AI Insight generated on May 26, 2026. Synthesized from this CVE's description and the cited reference URLs; citations are validated against the source bundle.
Affected products
2Patches
0No patches discovered yet.
Vulnerability mechanics
Root cause
"Integer overflow in multiplication during index computation in treeRead allows out-of-bounds write."
Attack vector
An attacker supplies a crafted HDF file that triggers integer overflow during the index computation in `treeRead`. Because the original bounds checks (`x < sx`, `y < sy`, `z < sz`) were performed *before* the multiplication, a carefully chosen `size` or `b` value can cause `x * size + b` to wrap around to a small positive number, bypassing the subsequent bounds check and writing out-of-bounds into `data->data`. This can lead to heap corruption or information disclosure. [CWE-190]
Affected code
The vulnerability resides in `hdf/btree.c` within the `treeRead` function. The patch modifies three blocks that compute an index `j` used to write into `data->data` — the original code checked boundary variables (`x < sx`, `y < sy`, `z < sz`) *before* computing `j`, but the multiplication in `j = x * size + b` (and the higher-dimensional variants) could overflow before the bounds check was applied.
What the fix does
The patch moves the bounds check to *after* the index `j` is computed and changes the condition to `j>=0 && j < elements * size`. This ensures that even if the multiplication overflows, the resulting wrapped value will either be negative or exceed the valid range, causing the write to be skipped. The fix also removes the earlier checks on `x`, `y`, `z` which were insufficient to prevent overflow.
Preconditions
- inputThe attacker must provide a crafted HDF file that triggers integer overflow in the index computation within treeRead.

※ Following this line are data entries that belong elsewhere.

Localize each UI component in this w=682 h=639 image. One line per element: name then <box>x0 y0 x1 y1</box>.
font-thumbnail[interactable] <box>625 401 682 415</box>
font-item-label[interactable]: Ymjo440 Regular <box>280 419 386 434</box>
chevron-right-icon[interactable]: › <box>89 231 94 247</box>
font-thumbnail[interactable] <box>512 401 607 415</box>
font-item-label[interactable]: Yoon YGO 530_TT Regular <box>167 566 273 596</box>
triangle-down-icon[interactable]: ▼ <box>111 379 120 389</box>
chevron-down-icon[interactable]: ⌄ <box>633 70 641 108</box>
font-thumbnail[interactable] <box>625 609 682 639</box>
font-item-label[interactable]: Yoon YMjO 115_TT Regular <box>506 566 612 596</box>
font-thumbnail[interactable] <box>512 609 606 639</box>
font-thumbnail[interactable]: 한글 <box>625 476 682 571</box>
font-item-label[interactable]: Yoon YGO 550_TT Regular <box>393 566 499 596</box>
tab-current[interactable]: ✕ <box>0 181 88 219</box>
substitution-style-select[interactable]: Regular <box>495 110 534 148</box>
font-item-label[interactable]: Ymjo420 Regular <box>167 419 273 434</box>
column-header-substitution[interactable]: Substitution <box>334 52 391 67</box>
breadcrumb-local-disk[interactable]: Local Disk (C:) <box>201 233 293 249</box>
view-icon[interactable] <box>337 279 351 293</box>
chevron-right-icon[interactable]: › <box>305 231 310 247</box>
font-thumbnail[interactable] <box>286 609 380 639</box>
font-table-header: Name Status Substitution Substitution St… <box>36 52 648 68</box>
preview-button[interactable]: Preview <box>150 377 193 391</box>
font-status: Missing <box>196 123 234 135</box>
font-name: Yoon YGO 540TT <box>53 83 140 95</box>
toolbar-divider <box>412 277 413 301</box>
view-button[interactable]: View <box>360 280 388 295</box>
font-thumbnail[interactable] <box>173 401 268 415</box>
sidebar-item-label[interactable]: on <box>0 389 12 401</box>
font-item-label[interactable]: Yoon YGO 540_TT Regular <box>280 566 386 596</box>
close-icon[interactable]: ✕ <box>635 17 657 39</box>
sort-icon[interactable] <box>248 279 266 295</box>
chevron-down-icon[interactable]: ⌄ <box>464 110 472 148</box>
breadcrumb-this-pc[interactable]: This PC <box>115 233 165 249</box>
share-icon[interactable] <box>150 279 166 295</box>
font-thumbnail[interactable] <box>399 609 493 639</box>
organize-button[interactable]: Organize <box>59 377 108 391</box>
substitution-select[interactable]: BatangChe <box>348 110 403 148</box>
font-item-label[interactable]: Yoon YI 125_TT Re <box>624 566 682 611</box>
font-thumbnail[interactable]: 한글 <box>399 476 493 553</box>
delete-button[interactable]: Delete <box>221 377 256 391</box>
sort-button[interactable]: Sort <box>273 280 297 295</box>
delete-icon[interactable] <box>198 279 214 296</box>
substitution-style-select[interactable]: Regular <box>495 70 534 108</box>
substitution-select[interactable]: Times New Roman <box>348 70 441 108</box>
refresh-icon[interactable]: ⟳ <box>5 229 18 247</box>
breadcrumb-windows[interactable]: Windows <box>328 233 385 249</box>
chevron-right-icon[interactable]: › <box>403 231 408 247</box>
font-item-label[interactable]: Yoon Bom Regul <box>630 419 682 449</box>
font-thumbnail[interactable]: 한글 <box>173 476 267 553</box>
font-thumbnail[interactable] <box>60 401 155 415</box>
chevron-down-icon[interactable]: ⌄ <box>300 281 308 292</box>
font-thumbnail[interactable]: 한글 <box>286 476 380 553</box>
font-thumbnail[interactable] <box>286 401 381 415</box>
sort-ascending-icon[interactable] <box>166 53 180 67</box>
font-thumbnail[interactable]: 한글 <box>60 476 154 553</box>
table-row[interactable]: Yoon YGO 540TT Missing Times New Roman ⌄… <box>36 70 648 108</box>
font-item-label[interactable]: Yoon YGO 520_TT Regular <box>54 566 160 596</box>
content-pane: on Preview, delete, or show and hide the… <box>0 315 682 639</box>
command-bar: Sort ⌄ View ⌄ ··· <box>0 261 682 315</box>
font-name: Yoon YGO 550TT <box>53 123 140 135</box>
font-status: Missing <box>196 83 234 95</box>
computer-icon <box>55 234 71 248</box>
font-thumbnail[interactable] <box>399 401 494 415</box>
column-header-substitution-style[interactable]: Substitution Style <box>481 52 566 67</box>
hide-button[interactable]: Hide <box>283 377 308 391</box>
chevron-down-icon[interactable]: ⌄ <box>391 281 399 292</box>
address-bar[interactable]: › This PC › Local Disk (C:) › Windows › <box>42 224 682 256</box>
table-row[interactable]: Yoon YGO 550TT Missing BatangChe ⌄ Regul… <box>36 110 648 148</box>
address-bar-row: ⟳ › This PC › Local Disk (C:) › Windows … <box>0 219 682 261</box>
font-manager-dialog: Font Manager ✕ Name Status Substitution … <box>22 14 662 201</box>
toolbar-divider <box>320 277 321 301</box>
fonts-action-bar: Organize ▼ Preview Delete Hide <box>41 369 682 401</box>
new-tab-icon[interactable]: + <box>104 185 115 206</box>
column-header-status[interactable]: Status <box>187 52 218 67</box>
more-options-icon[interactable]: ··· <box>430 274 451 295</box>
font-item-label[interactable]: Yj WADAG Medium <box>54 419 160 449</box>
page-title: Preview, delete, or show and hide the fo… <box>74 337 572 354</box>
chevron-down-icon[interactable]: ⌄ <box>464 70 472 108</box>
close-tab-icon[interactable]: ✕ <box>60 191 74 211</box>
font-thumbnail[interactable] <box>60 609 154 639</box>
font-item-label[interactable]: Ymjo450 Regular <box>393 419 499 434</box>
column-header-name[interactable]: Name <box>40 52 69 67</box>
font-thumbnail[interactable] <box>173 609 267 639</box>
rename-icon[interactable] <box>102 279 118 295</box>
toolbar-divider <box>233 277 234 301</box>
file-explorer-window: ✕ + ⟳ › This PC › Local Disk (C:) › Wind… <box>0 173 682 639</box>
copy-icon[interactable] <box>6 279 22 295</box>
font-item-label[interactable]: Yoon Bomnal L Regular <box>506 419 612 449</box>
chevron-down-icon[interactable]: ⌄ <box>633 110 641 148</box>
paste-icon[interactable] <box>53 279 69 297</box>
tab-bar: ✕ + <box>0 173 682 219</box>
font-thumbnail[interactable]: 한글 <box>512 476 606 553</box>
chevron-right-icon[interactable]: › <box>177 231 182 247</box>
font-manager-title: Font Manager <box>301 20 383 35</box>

- configThe victim must open the malicious file using a version of libmysofa before 0.7.
Generated on Jun 1, 2026. Inputs: CWE entries + fix-commit diffs from this CVE's patches. Citations validated against bundle.
References
4- usn.ubuntu.com/4033-1/mitrevendor-advisoryx_refsource_UBUNTU
- github.com/hoene/libmysofa/commit/d39a171e9c6a1c44dbdf43f9db6c3fbd887e38c1mitrex_refsource_MISC
- github.com/hoene/libmysofa/compare/49aa1c7...2ed84bbmitrex_refsource_MISC
- github.com/hoene/libmysofa/releases/tag/v0.7mitrex_refsource_MISC
News mentions
0No linked articles in our index yet.